Metric Issue: Managing what you Measure
As part of the Low-Carbon Building Code blog series we are exploring some of the most common shortcomings in new and existing building codes and standards. This post discusses the metric issue.
Many codes and standards use energy cost or energy use as the metric for determining compliance. For example, most LEED programs are based on energy cost. Generally speaking, the lower the modelled energy costs for a building, the more LEED points are awarded. The BC Step Code is focused on energy use; it is a ‘fuel neutral code’ that looks at kWh of energy consumed, and does not differentiate between high carbon and low carbon sources. The issue with these approaches is that, if the goal is to reduce carbon emissions from new buildings, there is no guarantee that focusing on energy costs or even energy use will optimize for carbon reductions.
For example, take a building being designed for any city in BC, MB, ON, or QC where grid electricity has a low carbon intensity, but costs more than natural gas. For a building to ‘earn points’ based on lowering energy costs, the design team will prioritize saving electricity over saving gas, because saving one unit of electricity is 3, 4, or even 5 times more valuable in terms of an energy costs metric, than saving one unit of natural gas. However, natural gas is much more carbon intensive (about 20 times more in BC).
As other jurisdictions de-carbonize their electricity grids, this distortion signal will result in very sub-optimal designs from the perspective of carbon outcomes (and long-term lifecycle costs to consumers in the face of rising carbon taxes or other carbon-related policies such as renewable fuel standards) .

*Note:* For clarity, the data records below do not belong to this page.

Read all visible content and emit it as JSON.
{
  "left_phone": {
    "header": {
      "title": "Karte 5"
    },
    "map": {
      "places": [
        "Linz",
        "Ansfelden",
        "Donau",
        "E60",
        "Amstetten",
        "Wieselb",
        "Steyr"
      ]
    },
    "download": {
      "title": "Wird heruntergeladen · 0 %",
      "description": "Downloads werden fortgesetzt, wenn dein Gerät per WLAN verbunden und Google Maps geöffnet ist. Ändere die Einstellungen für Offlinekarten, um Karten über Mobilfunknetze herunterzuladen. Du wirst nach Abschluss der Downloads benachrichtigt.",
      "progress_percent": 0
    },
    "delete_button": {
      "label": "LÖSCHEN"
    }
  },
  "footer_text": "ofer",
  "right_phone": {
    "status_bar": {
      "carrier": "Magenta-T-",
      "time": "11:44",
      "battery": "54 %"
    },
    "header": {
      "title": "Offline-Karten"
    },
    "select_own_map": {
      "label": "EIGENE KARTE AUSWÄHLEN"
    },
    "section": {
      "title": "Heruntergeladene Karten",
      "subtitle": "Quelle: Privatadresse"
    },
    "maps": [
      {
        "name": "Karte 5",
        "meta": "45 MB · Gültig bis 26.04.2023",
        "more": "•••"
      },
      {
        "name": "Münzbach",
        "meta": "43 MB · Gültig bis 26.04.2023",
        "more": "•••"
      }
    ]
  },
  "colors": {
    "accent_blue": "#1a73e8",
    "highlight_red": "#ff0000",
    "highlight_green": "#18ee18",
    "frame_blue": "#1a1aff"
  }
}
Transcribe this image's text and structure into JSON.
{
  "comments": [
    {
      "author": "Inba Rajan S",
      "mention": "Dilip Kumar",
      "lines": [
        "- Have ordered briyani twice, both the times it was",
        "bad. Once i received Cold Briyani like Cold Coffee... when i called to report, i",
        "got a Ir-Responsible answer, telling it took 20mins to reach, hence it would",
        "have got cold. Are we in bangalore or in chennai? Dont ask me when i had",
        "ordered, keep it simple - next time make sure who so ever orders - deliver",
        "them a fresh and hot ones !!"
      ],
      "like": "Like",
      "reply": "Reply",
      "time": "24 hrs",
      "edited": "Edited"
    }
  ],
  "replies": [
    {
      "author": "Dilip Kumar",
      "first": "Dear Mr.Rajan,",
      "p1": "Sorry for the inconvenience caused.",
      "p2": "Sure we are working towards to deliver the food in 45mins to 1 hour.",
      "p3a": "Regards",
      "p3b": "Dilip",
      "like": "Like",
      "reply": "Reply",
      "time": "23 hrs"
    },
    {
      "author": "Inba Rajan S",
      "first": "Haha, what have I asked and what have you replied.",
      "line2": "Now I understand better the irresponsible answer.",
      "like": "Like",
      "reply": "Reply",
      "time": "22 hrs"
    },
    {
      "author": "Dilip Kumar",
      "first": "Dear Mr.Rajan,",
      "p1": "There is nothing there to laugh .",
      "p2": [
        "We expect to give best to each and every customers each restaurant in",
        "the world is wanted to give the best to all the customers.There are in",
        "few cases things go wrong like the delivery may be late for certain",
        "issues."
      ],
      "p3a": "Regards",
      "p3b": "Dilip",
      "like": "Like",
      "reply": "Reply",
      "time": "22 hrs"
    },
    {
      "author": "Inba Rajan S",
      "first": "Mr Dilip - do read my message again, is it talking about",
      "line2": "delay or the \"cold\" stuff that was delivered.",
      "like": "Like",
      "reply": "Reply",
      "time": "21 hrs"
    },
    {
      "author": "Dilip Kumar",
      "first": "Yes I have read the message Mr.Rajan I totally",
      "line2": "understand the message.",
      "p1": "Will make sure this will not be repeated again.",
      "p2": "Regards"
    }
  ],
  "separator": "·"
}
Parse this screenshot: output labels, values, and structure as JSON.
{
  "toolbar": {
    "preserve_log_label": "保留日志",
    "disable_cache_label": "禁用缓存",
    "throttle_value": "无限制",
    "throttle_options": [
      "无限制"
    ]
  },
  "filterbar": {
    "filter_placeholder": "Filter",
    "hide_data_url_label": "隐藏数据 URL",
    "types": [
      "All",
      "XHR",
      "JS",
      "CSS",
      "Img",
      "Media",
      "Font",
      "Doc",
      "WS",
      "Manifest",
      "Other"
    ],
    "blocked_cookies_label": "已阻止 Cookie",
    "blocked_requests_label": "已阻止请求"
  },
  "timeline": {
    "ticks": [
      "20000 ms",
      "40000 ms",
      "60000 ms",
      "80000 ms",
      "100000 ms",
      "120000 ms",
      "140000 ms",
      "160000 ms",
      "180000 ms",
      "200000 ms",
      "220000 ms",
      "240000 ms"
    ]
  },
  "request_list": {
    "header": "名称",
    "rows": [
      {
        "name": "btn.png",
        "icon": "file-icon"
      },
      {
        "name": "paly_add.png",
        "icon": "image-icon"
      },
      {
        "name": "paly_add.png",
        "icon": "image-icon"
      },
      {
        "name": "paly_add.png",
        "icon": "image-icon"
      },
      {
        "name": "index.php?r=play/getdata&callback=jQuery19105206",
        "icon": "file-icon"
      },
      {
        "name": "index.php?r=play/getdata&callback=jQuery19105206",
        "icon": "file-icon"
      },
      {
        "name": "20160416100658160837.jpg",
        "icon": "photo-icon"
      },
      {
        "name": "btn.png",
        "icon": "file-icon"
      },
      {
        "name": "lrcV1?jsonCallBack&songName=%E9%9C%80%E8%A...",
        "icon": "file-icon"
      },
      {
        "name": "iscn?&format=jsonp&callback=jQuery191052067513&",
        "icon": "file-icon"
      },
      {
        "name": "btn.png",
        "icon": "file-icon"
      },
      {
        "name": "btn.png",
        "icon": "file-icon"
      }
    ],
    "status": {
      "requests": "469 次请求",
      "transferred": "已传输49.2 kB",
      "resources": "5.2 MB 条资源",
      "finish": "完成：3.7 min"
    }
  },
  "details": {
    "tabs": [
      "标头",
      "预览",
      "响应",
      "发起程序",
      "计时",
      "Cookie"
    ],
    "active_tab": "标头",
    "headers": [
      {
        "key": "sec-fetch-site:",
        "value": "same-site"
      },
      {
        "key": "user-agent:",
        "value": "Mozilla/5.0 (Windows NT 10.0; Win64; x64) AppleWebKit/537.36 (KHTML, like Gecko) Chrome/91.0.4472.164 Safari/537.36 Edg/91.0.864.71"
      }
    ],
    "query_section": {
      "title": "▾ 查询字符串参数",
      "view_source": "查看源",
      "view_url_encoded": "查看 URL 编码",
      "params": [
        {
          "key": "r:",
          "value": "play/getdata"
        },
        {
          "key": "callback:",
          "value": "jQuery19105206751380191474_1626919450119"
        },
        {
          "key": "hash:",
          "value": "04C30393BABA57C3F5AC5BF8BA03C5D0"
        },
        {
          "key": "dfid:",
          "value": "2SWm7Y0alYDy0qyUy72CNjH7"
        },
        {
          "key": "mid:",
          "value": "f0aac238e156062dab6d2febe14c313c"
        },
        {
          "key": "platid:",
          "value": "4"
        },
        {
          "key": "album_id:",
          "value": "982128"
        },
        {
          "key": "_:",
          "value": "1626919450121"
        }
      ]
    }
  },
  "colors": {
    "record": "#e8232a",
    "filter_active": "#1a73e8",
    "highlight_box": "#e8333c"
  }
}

There is no doubt that designers do and will continue to also suggest measures to lower gas use, but when the green building strategy requires reducing energy costs, electricity will be targeted more than gas use. In jurisdictions with low carbon intensity electricity – and more and more jurisdictions will fit that description – this is not the way to reduce the greenhouse gas (GHG) profile of a new building.
Several municipalities and third party green building certification programs have observed this shortcoming as well and have introduced new carbon-based building codes. Namely:
- Vancouver’s Zero Emissions Building Plan
- Toronto’s Zero Emissions Building Framework
- Canadian Green Building Council’s Zero Emissions Building Framework
All of these codes have a compliance metric that is based on GHG intensity (though they also have other energy metrics which regulate how much energy the building will use). Having a metric that focuses on GHG emissions get directly to the issue instead of using an imperfect proxy like energy cost.
Another approach to directly regulating for GHG emissions is to use primary energy use as the compliance metric, but treat renewable energy as zero energy input. Many European codes use this approach. This means that building designers are incentivized to include renewable energy sources in the energy system serving a building, because renewable energy is recognized within the code.
‘Fuel neutral codes’, like the BC Step code, or others that look only at energy use or energy costs (E.g. LEED, or ASHRAE 90.1), are not optimized for lowering carbon emissions from new buildings. They will no doubt realize some carbon reductions, but policy makers would be well served to consider local and global best practices (e.g. Vancouver, Toronto, CAGBC, EU codes based on primary energy with treatment for renewables) if they want new codes and standards to reduce carbon emissions.